Vincent Lindon n'a pas le premier rôle dans Toutes nos envies. Il revient à Marie Gillain qui incarne Claire, une jeune juge du tribunal de Lyon. Elle s'occupe d'affaires de surendettement et un jour comparaît devant elle la mère d'une camarade de classe de sa petite fille. Claire tord si bien les textes et la jurisprudence qu'elle soustrait pour un temps au moins Céline (Amandine Dewasmes) à la menace de l'expulsion. Mais ce tour de passe-passe juridique risque de ne pas tenir face aux recours des société s de crédit, et la magistrate fait appel à un collègue, Stéphane (Vincent Lindon) afin de mettre au point une stratégie qui permettrait de l'emporter en appel et en cassation. En attendant, Claire recueille chez elle Céline et ses enfants, soutenue par un mari compréhensif (Yannick Rénier).

Dans le même temps, la jeune juge apprend qu'elle est atteinte d'une tumeur incurable au cerveau. La conjonction de ces deux malheurs, celui, diffus et collectif, de la pauvreté, et celui, circonscrit et imparable, de la maladie qui frappe Claire n'a rien de particulièrement invraisemblable. C'est pourtant trop pour le film.
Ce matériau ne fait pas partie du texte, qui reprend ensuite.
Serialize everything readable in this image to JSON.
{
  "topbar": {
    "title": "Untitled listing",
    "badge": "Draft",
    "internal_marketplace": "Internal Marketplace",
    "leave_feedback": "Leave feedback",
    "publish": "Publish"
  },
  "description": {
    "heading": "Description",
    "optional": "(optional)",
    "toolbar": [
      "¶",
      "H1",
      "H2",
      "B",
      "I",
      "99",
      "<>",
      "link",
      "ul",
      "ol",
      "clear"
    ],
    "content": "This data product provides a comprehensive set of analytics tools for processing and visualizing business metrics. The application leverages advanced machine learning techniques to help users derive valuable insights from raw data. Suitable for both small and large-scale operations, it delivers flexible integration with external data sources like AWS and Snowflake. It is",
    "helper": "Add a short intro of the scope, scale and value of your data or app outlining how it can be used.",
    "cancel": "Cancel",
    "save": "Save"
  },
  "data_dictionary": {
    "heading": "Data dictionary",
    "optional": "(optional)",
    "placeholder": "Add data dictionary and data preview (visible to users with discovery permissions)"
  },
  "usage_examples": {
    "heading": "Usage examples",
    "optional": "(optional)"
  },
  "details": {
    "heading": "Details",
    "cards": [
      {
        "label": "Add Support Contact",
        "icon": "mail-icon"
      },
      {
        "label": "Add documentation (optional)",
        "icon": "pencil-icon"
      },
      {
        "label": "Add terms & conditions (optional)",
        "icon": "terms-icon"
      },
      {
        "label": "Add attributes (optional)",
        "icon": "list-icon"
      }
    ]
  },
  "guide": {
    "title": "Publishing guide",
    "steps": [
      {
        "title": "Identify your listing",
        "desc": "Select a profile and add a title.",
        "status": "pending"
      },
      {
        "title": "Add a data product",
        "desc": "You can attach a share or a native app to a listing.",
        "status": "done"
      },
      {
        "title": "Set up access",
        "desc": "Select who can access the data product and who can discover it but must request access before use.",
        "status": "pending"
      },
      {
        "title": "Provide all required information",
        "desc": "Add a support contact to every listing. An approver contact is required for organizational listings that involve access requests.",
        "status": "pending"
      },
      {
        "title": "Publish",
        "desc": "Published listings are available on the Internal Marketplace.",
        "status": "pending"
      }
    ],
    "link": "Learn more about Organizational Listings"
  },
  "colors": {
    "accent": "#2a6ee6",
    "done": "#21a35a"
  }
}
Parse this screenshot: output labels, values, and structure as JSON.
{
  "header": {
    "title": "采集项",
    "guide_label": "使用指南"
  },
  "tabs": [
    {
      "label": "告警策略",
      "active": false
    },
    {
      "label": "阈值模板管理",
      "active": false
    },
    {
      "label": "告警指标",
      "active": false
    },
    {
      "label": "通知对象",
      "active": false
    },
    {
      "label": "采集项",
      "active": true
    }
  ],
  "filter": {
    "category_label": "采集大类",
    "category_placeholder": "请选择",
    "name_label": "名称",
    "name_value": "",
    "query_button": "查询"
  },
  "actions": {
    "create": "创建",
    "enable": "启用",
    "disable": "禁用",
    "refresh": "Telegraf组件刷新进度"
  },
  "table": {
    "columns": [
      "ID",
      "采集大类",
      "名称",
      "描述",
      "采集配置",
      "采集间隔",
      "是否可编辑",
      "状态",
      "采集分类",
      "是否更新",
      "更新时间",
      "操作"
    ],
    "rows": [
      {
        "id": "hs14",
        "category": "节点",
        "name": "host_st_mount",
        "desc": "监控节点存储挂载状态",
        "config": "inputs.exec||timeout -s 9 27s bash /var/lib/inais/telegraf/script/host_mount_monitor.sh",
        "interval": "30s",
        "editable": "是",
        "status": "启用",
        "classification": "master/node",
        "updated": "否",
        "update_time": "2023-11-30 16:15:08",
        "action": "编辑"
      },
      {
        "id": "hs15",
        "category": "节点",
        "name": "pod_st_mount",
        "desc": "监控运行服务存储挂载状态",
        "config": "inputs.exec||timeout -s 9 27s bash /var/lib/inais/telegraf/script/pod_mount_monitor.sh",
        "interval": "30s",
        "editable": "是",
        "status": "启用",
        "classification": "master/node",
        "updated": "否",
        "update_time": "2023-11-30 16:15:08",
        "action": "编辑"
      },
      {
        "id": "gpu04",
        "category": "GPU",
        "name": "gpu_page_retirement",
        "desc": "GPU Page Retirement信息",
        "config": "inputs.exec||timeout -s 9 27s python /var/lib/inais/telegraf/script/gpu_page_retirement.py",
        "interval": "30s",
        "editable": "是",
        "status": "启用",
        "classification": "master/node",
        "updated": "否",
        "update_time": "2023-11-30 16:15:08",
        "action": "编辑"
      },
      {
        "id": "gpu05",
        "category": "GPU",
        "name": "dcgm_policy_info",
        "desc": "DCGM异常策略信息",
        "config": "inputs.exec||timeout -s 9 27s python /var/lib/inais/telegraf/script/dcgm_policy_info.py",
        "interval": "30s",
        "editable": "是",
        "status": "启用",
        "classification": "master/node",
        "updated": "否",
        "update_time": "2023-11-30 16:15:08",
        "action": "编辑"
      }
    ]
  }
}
Depuis Love Story. on a assez moqué ces tumeurs qui évitent soigneusement de toucher à la beauté des actrices, jusque dans leurs derniers jours. Marie Gillain n'a certes pas bonne mine, mais il n'est pas question de dégradation physique. ni des aspects les moins ragoûtants de la souffrance. Il en va un peu de même pour la pauvreté de Céline qui reste toujours très présentable.

Il ne s'agit pas de moquer le projet de Philippe Lioret. On se doute bien qu'il a tenu à préserver les comédiennes pour garantir la dignité des personnages. Ce joli souci a pour conséquence malheureuse d'affaiblir le film, de le ramener malgré lui dans les rangs d'innombrables mélodrames que l'on a vus sur les écrans, grands ou petits.

Le scénario de Toutes nos envies. écrit par Philippe Lioret et Emmanuel Courcol, est inspiré du livre d'Emmanuel Carrère, D'autres vies que la mienne. Ce récit offrait à des vies vécues la possibilité de se retrouver sur les pages d'un livre, comme celles de personnages de fiction. Espèce de Charon sur sa barque, le romancier faisait faire à ses personnages (qui étaient aussi ses parents, ses amis) d'incessants allers-retours entre ces formes harmonieuses que la fiction impose aux événements les plus cruels et le désordre insensé de la vraie vie.

Dans Toutes nos envies. les éléments empruntés au livre de Carrère - les deux magistrats, l'endettement, la maladie, la vie loin de Paris - ont tous été rapatriés définitivement sur la rive de l'imaginaire. Pour le pire souvent, parce qu'on ne peut que remarquer les effets dramatiques appuyés, les libertés prises avec la vraisemblance (la rapidité des procédures judiciaires, contraintes par le scénario de s'adapter au rythme d'un cancer foudroyant) et les efforts vains des comédiens pour échapper à certaines situations programmées.

Pour le meilleur aussi, parce que Philippe Lioret sait toujours tenir la chronique des intimités familiales ou conjugales, parce que son regard reste délicat et qu'il peut toujours compter sur la présence massive et rassurante de Vincent Lindon.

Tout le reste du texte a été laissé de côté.